Saturday, May 30: Today marks 40 years of marriage for Hubby and me. When we began planning this trip, we didn’t even think about that. But, here we are in Atuncolla, a remote village in the province of Puna, Peru preparing to spend most of our day with our group of 12 fellow travelers and learners, hosted by local families who are descendants of the Quollas (or Colla). The Quolla Kingdom rose to power following the collapse of the Tiahuanaco culture of the 12th century and remained in power until the Incas came along around 1200 years A.C.
Fourteen families (at this writing) have organized a various programs of living tourism to provide room and board to visitors interesting in experiencing the rural Peruvian experience. While our group will be returning to Lima in the evening rather than staying overnight, I am looking forward to a culinary encounter with a host family later in the day. As for food, here’s a representative assortment of Peruvian foods. One of the dishes here (lower right corner) is a cuy dish. (translation: guinea pig! which could make me crave beef tripe and hog chittlins at some point!)

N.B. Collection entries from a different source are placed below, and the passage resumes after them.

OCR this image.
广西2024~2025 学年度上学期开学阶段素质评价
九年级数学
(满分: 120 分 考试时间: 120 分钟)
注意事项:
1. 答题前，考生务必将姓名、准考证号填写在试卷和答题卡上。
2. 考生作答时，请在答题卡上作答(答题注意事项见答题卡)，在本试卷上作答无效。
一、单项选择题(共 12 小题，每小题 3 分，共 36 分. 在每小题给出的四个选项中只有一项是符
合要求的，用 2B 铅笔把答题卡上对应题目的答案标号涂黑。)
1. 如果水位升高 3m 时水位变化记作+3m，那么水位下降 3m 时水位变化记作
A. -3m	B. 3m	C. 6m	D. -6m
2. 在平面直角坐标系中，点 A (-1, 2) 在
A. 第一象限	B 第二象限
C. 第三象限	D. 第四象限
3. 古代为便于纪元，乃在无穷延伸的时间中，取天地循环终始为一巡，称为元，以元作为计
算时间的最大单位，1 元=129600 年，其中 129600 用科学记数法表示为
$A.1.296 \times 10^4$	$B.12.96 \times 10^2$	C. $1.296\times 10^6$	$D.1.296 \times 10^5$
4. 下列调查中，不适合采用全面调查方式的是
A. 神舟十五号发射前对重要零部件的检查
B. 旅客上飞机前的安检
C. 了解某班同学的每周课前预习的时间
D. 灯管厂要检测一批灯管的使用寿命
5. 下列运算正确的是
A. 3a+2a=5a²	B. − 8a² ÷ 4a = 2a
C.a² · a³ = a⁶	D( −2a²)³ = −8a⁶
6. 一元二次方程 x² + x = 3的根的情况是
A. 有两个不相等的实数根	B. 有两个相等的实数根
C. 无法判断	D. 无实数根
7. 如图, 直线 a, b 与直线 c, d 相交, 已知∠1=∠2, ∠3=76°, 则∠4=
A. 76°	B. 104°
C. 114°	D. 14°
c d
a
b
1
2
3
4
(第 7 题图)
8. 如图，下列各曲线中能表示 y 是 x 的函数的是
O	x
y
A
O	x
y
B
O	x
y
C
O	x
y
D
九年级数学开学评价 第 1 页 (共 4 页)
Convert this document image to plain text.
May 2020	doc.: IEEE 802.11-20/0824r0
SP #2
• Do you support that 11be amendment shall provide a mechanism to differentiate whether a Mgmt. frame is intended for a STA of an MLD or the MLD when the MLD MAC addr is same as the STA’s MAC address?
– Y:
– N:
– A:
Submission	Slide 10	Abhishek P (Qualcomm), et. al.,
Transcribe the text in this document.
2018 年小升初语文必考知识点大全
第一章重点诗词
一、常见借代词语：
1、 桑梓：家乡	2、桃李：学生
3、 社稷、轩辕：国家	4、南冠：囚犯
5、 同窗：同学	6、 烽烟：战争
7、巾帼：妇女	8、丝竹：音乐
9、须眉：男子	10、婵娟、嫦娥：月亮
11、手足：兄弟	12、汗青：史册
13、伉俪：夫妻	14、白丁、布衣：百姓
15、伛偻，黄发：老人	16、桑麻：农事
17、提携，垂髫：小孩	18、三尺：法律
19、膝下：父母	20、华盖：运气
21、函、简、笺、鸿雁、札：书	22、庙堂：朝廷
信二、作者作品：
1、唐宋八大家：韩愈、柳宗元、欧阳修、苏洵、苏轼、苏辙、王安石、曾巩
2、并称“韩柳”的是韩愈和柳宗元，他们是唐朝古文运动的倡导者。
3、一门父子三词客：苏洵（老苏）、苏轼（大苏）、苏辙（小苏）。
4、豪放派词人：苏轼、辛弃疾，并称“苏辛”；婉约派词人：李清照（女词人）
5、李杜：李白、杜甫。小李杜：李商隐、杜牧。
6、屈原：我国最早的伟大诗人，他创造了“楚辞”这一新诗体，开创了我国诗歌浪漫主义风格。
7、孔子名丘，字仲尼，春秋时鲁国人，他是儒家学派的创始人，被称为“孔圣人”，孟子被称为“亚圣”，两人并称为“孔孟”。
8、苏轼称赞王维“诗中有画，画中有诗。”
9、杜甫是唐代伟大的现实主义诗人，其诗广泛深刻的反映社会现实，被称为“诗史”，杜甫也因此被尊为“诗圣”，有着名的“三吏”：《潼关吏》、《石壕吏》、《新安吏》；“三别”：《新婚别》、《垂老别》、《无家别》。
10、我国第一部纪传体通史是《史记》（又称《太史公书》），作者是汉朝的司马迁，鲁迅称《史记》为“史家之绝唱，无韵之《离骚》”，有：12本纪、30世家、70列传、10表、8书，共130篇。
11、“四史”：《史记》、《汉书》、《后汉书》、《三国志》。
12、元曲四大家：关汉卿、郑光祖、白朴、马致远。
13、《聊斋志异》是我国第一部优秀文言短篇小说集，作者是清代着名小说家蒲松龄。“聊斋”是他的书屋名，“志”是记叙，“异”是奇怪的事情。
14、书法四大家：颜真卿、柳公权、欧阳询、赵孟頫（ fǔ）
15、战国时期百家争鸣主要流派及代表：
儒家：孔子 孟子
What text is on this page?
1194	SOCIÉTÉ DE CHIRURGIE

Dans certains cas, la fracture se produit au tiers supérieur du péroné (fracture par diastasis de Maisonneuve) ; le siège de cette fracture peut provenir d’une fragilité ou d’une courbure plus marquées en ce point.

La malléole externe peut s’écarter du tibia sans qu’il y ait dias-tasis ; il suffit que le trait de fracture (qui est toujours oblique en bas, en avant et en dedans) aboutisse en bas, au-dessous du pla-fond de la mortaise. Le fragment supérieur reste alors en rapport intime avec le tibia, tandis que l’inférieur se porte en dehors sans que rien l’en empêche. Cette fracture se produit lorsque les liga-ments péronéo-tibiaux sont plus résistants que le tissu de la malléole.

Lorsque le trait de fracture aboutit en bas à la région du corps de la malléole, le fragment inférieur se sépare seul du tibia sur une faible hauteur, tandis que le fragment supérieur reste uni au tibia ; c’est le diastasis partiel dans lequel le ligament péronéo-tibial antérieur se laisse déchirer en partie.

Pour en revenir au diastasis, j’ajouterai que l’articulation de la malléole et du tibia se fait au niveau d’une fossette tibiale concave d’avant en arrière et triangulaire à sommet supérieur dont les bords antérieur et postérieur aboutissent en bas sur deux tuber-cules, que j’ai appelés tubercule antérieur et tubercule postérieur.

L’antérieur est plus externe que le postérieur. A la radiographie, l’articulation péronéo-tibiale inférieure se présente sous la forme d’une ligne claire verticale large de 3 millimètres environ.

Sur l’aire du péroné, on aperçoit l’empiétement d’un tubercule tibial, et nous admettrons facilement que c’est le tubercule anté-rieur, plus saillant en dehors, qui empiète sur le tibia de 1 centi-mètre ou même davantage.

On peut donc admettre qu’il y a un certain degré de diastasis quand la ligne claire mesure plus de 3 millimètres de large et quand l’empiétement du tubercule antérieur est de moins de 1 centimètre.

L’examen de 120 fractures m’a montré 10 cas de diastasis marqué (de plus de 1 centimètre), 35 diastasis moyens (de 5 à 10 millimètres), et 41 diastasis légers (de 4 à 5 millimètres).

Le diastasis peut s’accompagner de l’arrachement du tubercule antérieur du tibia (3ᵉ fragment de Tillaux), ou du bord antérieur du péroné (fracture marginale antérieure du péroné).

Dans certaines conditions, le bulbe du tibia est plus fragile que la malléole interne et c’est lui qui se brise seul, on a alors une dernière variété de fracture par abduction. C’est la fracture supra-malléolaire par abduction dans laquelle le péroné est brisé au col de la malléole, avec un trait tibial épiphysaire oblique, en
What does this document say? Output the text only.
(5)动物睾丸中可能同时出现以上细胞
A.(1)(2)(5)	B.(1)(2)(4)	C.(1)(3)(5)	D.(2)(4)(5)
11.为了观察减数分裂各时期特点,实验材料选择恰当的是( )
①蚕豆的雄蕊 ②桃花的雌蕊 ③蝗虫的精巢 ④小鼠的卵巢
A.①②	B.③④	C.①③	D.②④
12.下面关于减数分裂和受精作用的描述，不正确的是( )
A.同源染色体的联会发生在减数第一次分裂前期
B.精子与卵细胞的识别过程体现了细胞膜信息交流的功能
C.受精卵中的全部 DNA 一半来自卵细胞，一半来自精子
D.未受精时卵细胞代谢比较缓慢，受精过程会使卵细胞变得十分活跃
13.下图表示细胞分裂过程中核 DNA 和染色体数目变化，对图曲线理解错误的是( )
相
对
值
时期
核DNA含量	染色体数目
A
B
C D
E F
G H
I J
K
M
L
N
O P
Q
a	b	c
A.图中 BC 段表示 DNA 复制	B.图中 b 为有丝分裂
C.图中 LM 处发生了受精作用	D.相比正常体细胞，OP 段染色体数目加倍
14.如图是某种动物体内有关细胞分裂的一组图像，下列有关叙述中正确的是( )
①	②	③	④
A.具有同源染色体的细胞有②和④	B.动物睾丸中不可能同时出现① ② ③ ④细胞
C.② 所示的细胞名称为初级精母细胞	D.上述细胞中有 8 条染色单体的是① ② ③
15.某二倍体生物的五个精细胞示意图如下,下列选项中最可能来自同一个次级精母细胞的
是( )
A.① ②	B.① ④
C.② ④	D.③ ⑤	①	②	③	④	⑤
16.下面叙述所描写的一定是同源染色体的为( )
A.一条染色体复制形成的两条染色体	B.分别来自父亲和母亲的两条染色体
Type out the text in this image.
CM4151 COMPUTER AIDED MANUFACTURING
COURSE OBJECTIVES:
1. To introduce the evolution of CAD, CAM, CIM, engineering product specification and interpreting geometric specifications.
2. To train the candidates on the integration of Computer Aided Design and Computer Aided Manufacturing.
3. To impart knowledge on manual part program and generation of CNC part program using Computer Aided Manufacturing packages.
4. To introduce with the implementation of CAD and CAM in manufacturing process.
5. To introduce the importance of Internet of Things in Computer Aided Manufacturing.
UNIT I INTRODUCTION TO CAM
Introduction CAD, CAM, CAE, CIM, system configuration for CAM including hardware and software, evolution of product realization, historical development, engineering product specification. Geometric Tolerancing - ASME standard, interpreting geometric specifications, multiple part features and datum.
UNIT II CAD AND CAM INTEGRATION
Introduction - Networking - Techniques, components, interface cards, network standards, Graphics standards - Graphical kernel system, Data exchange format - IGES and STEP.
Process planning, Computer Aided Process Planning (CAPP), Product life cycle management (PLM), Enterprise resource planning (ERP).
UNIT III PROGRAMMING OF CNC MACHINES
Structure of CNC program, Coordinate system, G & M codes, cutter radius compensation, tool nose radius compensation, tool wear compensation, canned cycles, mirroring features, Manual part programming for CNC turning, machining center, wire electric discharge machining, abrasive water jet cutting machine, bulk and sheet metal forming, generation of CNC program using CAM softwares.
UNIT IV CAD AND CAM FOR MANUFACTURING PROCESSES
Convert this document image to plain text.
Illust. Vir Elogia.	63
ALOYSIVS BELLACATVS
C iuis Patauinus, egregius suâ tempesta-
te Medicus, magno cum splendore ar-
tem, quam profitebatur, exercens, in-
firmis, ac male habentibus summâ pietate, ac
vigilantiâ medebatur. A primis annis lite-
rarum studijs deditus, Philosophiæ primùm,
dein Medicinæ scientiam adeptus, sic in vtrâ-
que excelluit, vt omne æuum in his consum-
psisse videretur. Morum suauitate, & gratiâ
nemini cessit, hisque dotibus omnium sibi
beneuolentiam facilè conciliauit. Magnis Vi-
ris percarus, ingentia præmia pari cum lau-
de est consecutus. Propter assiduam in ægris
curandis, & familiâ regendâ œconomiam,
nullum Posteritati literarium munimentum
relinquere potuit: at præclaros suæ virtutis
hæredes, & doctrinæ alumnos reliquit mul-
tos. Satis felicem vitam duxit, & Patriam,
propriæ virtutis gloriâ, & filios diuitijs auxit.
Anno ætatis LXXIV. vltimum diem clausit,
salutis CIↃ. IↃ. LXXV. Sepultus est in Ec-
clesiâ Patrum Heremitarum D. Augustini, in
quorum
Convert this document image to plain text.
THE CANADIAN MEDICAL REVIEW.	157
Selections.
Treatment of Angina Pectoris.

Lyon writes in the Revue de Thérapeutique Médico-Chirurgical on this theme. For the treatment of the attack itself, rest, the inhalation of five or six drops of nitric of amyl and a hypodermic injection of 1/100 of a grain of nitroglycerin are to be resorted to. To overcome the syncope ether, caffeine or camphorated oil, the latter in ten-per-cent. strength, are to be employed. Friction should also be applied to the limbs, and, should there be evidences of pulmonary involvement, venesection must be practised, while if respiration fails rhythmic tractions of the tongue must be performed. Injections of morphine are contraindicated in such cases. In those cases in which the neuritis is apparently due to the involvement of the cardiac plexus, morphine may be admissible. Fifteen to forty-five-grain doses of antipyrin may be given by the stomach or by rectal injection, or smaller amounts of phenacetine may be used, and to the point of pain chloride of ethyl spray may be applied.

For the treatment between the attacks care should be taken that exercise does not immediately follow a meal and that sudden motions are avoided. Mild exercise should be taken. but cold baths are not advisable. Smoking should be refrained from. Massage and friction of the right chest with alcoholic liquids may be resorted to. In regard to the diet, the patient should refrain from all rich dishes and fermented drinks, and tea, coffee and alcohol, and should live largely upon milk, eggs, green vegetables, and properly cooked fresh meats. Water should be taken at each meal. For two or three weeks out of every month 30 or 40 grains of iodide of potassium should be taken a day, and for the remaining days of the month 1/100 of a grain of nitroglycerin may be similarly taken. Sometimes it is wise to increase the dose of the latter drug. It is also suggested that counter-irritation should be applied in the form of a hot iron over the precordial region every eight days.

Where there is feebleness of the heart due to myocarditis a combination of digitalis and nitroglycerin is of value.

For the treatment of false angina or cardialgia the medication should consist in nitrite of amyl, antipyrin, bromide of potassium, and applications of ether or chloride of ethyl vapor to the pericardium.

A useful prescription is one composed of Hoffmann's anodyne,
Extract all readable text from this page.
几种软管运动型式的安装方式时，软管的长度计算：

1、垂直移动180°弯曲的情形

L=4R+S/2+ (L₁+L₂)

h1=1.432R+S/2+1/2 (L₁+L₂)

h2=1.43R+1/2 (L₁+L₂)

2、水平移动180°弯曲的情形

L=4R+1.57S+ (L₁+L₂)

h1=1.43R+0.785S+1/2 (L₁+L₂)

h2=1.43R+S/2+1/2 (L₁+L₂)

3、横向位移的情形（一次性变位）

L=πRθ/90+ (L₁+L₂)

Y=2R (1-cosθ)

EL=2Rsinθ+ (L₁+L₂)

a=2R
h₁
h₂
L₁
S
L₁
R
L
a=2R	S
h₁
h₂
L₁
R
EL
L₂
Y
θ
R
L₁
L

After we meet our host family, now here’s where the Spanish speakers will get a lot of practice I think and this is when I wish I knew more Spanish than the rudimentary phrases, we’ll continue our morning with a short llama trek, along with and other transportation, to the shores of Lake Umayo. There we’ll depart by boat to Umayo Island for an eye feast of bird and other wildlife. (I have read that the island, in the middle of the lake, is populated by just one family which is self sufficient, but have not as yet been able to substantiate that report. I will try to learn more about this and update after we return in June.)
Afterwards, we’ll visit the Necropolis of Sillustani (City of the dead. Don’t you love the word?) to see the pre-Inca Chullpas, which are giant circular tombs built by the Quollas to bury their big whigs (or chiefs and other elite) in. Some of the stone masonry is said to be superior even to that we’ve already seen of the Incas. The insides were shaped out like wombs and the dead were buried in the fetal position, with a single opening facing east toward the rising sun.
Lunch will be at the home of local natives, and will give us an up close opportunity to become better acquainted with their culture. As long as I’m not served tripe or chitterlings I’m sure I’ll be fine. Anything that never had a face will be great. From there, we’re off to Juliaca, a rather nondescript industrial town I understand, where the airport is. We have reservations on the 9:20 flight back to Lima. From what I read, there’s only one flight per day to Lima. Let’s hope we don’t miss it.
Hopefully, in deference to the other significance of this day of our lives, there will be a time and place for a nice anniversary dinner? Perhaps a chilled Pisco Sour? Whatever transpires, and I know we’ll survive whatever comes, I’m sure neither Hubby nor I ever thought, during that fateful day in Pittsburgh 40 years ago, that we would find ourselves today in Peru, surrounded by nine other people who would have been total strangers then, and who will, hopefully, still like us after 13 days together on tour.